Speaker: Takeshi Imai, Graduate School of Medical Sciences, Kyushu University, Fukuoka, Japan
Time: 13:00-14:00 p.m., Jun 9, 2025, GMT+8
Venue: Rm. 101, Jin-Guang Life Science Building, PKU
Abstract:
The brain continuously changes its connectivity during development and even throughout daily life. Understanding how the structural changes in the brain lead to functional changes remains a major challenge. Our lab has developed tissue clearing techniques (SeeDB and SeeDB2) and multicolor labeling tools (e.g., Tetbow) to facilitate light microscopy-based reconstruction of the neuronal circuits. More recently, we have developed "fluorescent barcode vectors" with up to 21 distinct labels, enabling multiplexed labeling and automated neuronal reconstruction at the whole-brain scale in mice and primates.
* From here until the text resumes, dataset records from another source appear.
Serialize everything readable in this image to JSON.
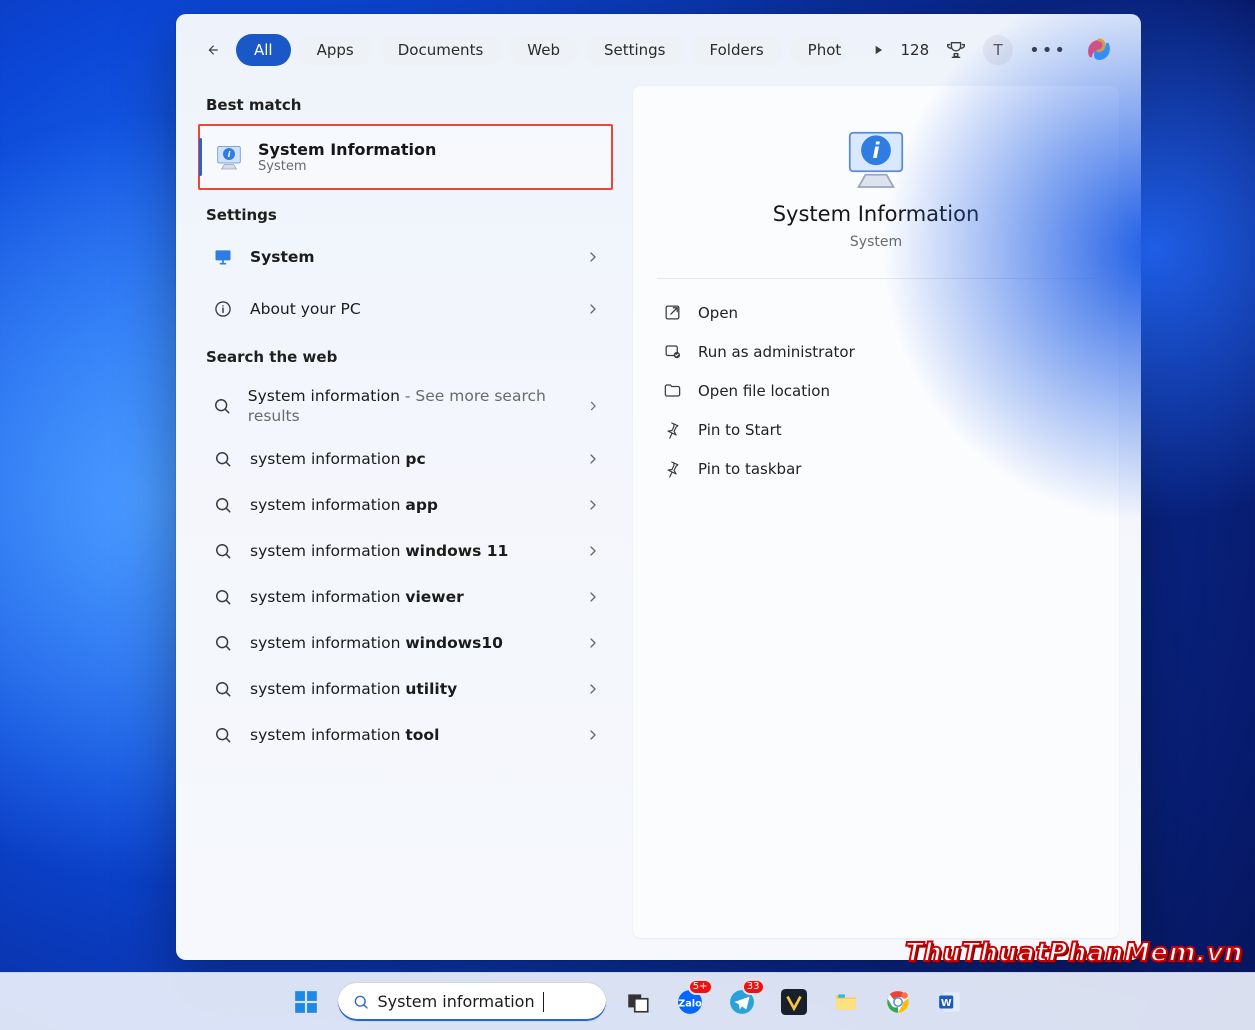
{
  "header": {
    "filters": [
      "All",
      "Apps",
      "Documents",
      "Web",
      "Settings",
      "Folders",
      "Phot"
    ],
    "active_filter": "All",
    "points": "128",
    "avatar_initial": "T"
  },
  "sections": {
    "best_match": "Best match",
    "settings": "Settings",
    "search_web": "Search the web"
  },
  "best_match": {
    "title": "System Information",
    "subtitle": "System"
  },
  "settings_results": [
    {
      "label": "System",
      "bold": "System",
      "icon": "monitor"
    },
    {
      "label": "About your PC",
      "bold": "",
      "icon": "info"
    }
  ],
  "web_results": [
    {
      "prefix": "System information",
      "suffix": " - See more search results",
      "bold": ""
    },
    {
      "prefix": "system information ",
      "suffix": "",
      "bold": "pc"
    },
    {
      "prefix": "system information ",
      "suffix": "",
      "bold": "app"
    },
    {
      "prefix": "system information ",
      "suffix": "",
      "bold": "windows 11"
    },
    {
      "prefix": "system information ",
      "suffix": "",
      "bold": "viewer"
    },
    {
      "prefix": "system information ",
      "suffix": "",
      "bold": "windows10"
    },
    {
      "prefix": "system information ",
      "suffix": "",
      "bold": "utility"
    },
    {
      "prefix": "system information ",
      "suffix": "",
      "bold": "tool"
    }
  ],
  "detail": {
    "title": "System Information",
    "subtitle": "System",
    "actions": [
      {
        "label": "Open",
        "icon": "open"
      },
      {
        "label": "Run as administrator",
        "icon": "admin"
      },
      {
        "label": "Open file location",
        "icon": "folder"
      },
      {
        "label": "Pin to Start",
        "icon": "pin"
      },
      {
        "label": "Pin to taskbar",
        "icon": "pin"
      }
    ]
  },
  "taskbar": {
    "search_text": "System information",
    "badges": {
      "zalo": "5+",
      "telegram": "33"
    }
  },
  "watermark": "ThuThuatPhanMem.vn"
}
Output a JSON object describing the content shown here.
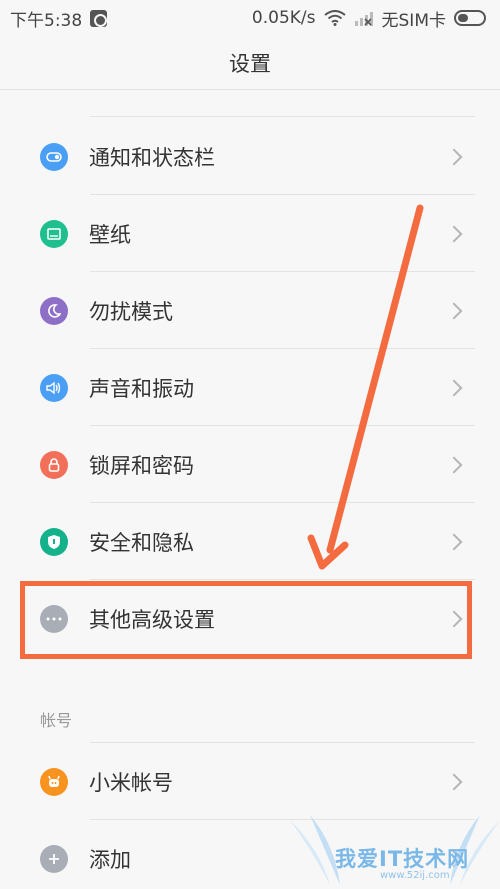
{
  "status_bar": {
    "time": "下午5:38",
    "speed": "0.05K/s",
    "sim": "无SIM卡"
  },
  "title": "设置",
  "items": [
    {
      "label": "通知和状态栏",
      "icon": "notification-toggle-icon",
      "color": "#4a9ff5"
    },
    {
      "label": "壁纸",
      "icon": "wallpaper-icon",
      "color": "#1fbf8f"
    },
    {
      "label": "勿扰模式",
      "icon": "moon-icon",
      "color": "#8e6fc8"
    },
    {
      "label": "声音和振动",
      "icon": "speaker-icon",
      "color": "#4a9ff5"
    },
    {
      "label": "锁屏和密码",
      "icon": "lock-icon",
      "color": "#f2705a"
    },
    {
      "label": "安全和隐私",
      "icon": "shield-icon",
      "color": "#14b28a"
    },
    {
      "label": "其他高级设置",
      "icon": "more-dots-icon",
      "color": "#a9aeb6"
    }
  ],
  "section_account": "帐号",
  "account_items": [
    {
      "label": "小米帐号",
      "icon": "mi-account-icon",
      "color": "#f7931e"
    },
    {
      "label": "添加",
      "icon": "add-icon",
      "color": "#a9aeb6"
    }
  ],
  "annotation_color": "#f36b3f",
  "watermark": {
    "text": "我爱IT技术网",
    "url": "www.52ij.com"
  }
}
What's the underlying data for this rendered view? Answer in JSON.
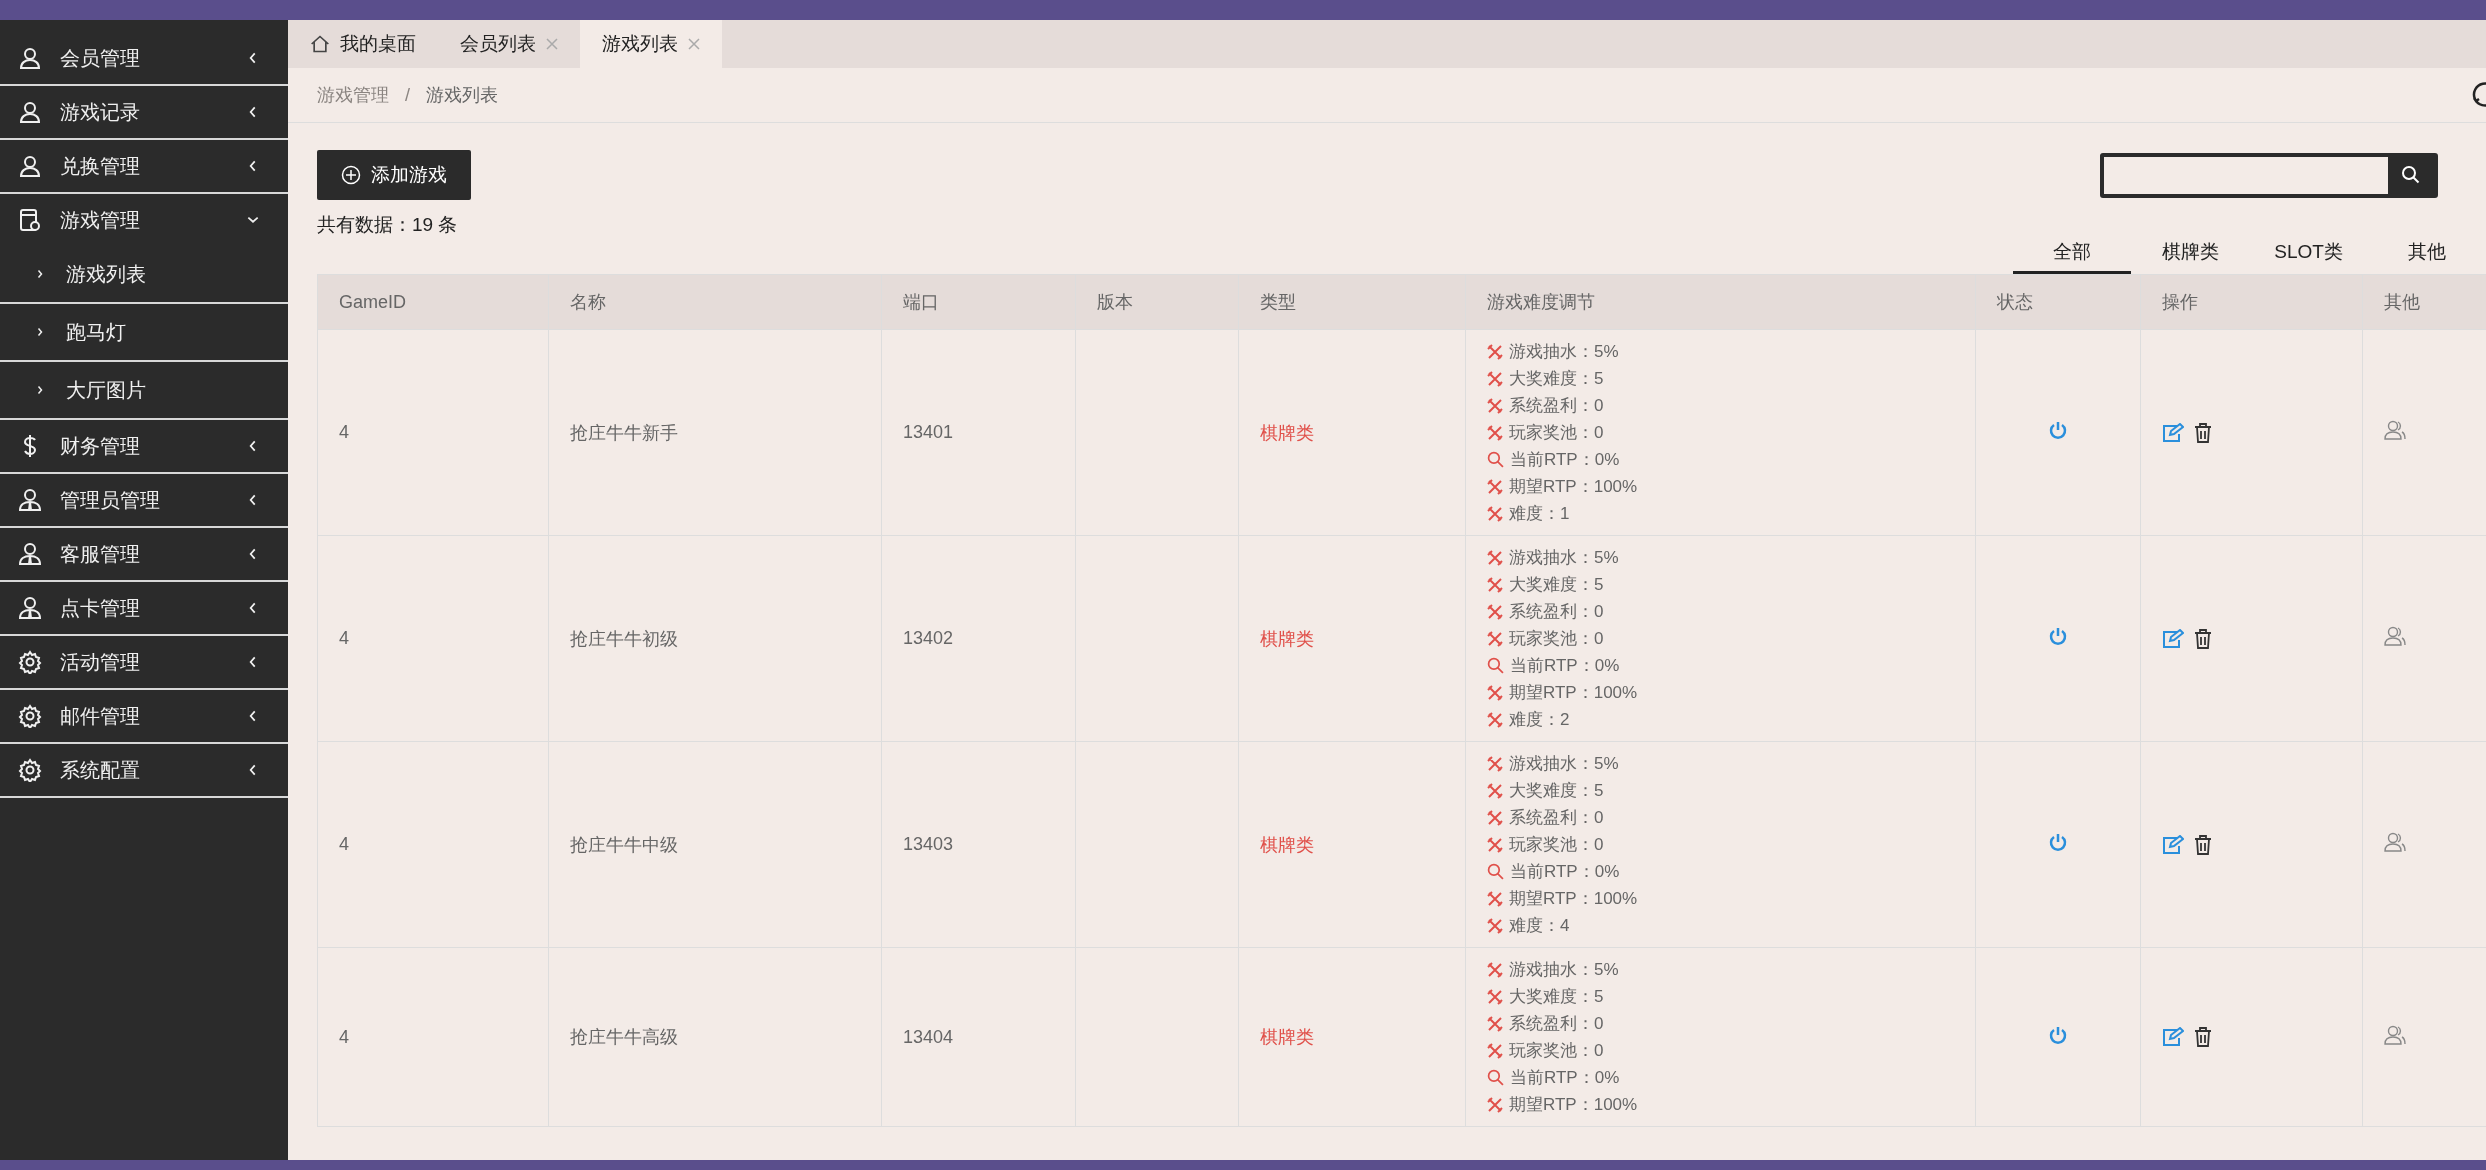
{
  "sidebar": {
    "items": [
      {
        "label": "会员管理",
        "kind": "user",
        "expanded": false
      },
      {
        "label": "游戏记录",
        "kind": "user",
        "expanded": false
      },
      {
        "label": "兑换管理",
        "kind": "user",
        "expanded": false
      },
      {
        "label": "游戏管理",
        "kind": "card",
        "expanded": true,
        "children": [
          {
            "label": "游戏列表"
          },
          {
            "label": "跑马灯"
          },
          {
            "label": "大厅图片"
          }
        ]
      },
      {
        "label": "财务管理",
        "kind": "dollar",
        "expanded": false
      },
      {
        "label": "管理员管理",
        "kind": "admin",
        "expanded": false
      },
      {
        "label": "客服管理",
        "kind": "admin",
        "expanded": false
      },
      {
        "label": "点卡管理",
        "kind": "admin",
        "expanded": false
      },
      {
        "label": "活动管理",
        "kind": "gear",
        "expanded": false
      },
      {
        "label": "邮件管理",
        "kind": "gear",
        "expanded": false
      },
      {
        "label": "系统配置",
        "kind": "gear",
        "expanded": false
      }
    ]
  },
  "tabs": [
    {
      "label": "我的桌面",
      "kind": "home",
      "selected": false
    },
    {
      "label": "会员列表",
      "kind": "closable",
      "selected": false
    },
    {
      "label": "游戏列表",
      "kind": "closable",
      "selected": true
    }
  ],
  "breadcrumb": [
    "游戏管理",
    "/",
    "游戏列表"
  ],
  "add_button": "添加游戏",
  "count_text": "共有数据：19 条",
  "filter_tabs": [
    {
      "label": "全部",
      "selected": true
    },
    {
      "label": "棋牌类",
      "selected": false
    },
    {
      "label": "SLOT类",
      "selected": false
    },
    {
      "label": "其他",
      "selected": false
    }
  ],
  "table": {
    "columns": [
      "GameID",
      "名称",
      "端口",
      "版本",
      "类型",
      "游戏难度调节",
      "状态",
      "操作",
      "其他"
    ],
    "rows": [
      {
        "id": "4",
        "name": "抢庄牛牛新手",
        "port": "13401",
        "type": "棋牌类",
        "settings": [
          {
            "kind": "tool",
            "text": "游戏抽水：5%"
          },
          {
            "kind": "tool",
            "text": "大奖难度：5"
          },
          {
            "kind": "tool",
            "text": "系统盈利：0"
          },
          {
            "kind": "tool",
            "text": "玩家奖池：0"
          },
          {
            "kind": "search",
            "text": "当前RTP：0%"
          },
          {
            "kind": "tool",
            "text": "期望RTP：100%"
          },
          {
            "kind": "tool",
            "text": "难度：1"
          }
        ]
      },
      {
        "id": "4",
        "name": "抢庄牛牛初级",
        "port": "13402",
        "type": "棋牌类",
        "settings": [
          {
            "kind": "tool",
            "text": "游戏抽水：5%"
          },
          {
            "kind": "tool",
            "text": "大奖难度：5"
          },
          {
            "kind": "tool",
            "text": "系统盈利：0"
          },
          {
            "kind": "tool",
            "text": "玩家奖池：0"
          },
          {
            "kind": "search",
            "text": "当前RTP：0%"
          },
          {
            "kind": "tool",
            "text": "期望RTP：100%"
          },
          {
            "kind": "tool",
            "text": "难度：2"
          }
        ]
      },
      {
        "id": "4",
        "name": "抢庄牛牛中级",
        "port": "13403",
        "type": "棋牌类",
        "settings": [
          {
            "kind": "tool",
            "text": "游戏抽水：5%"
          },
          {
            "kind": "tool",
            "text": "大奖难度：5"
          },
          {
            "kind": "tool",
            "text": "系统盈利：0"
          },
          {
            "kind": "tool",
            "text": "玩家奖池：0"
          },
          {
            "kind": "search",
            "text": "当前RTP：0%"
          },
          {
            "kind": "tool",
            "text": "期望RTP：100%"
          },
          {
            "kind": "tool",
            "text": "难度：4"
          }
        ]
      },
      {
        "id": "4",
        "name": "抢庄牛牛高级",
        "port": "13404",
        "type": "棋牌类",
        "settings": [
          {
            "kind": "tool",
            "text": "游戏抽水：5%"
          },
          {
            "kind": "tool",
            "text": "大奖难度：5"
          },
          {
            "kind": "tool",
            "text": "系统盈利：0"
          },
          {
            "kind": "tool",
            "text": "玩家奖池：0"
          },
          {
            "kind": "search",
            "text": "当前RTP：0%"
          },
          {
            "kind": "tool",
            "text": "期望RTP：100%"
          }
        ]
      }
    ]
  }
}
We have also developed a minimally invasive tissue clearing agent for live-cell imaging, named SeeDB-Live. Using SeeDB-Live, we achieved optical clearing of acute brain slices ex vivo and the cerebral cortex in live mice in vivo, allowing for two-photon calcium imaging of deeper brain regions. We have used SeeDB-Live for high-speed voltage imaging of subcellular voltage dynamics ex vivo and in vivo. In this talk, I will discuss how the light microscopy techniques help us understand the dynamic nature of the connectome that underlies emergent brain functions.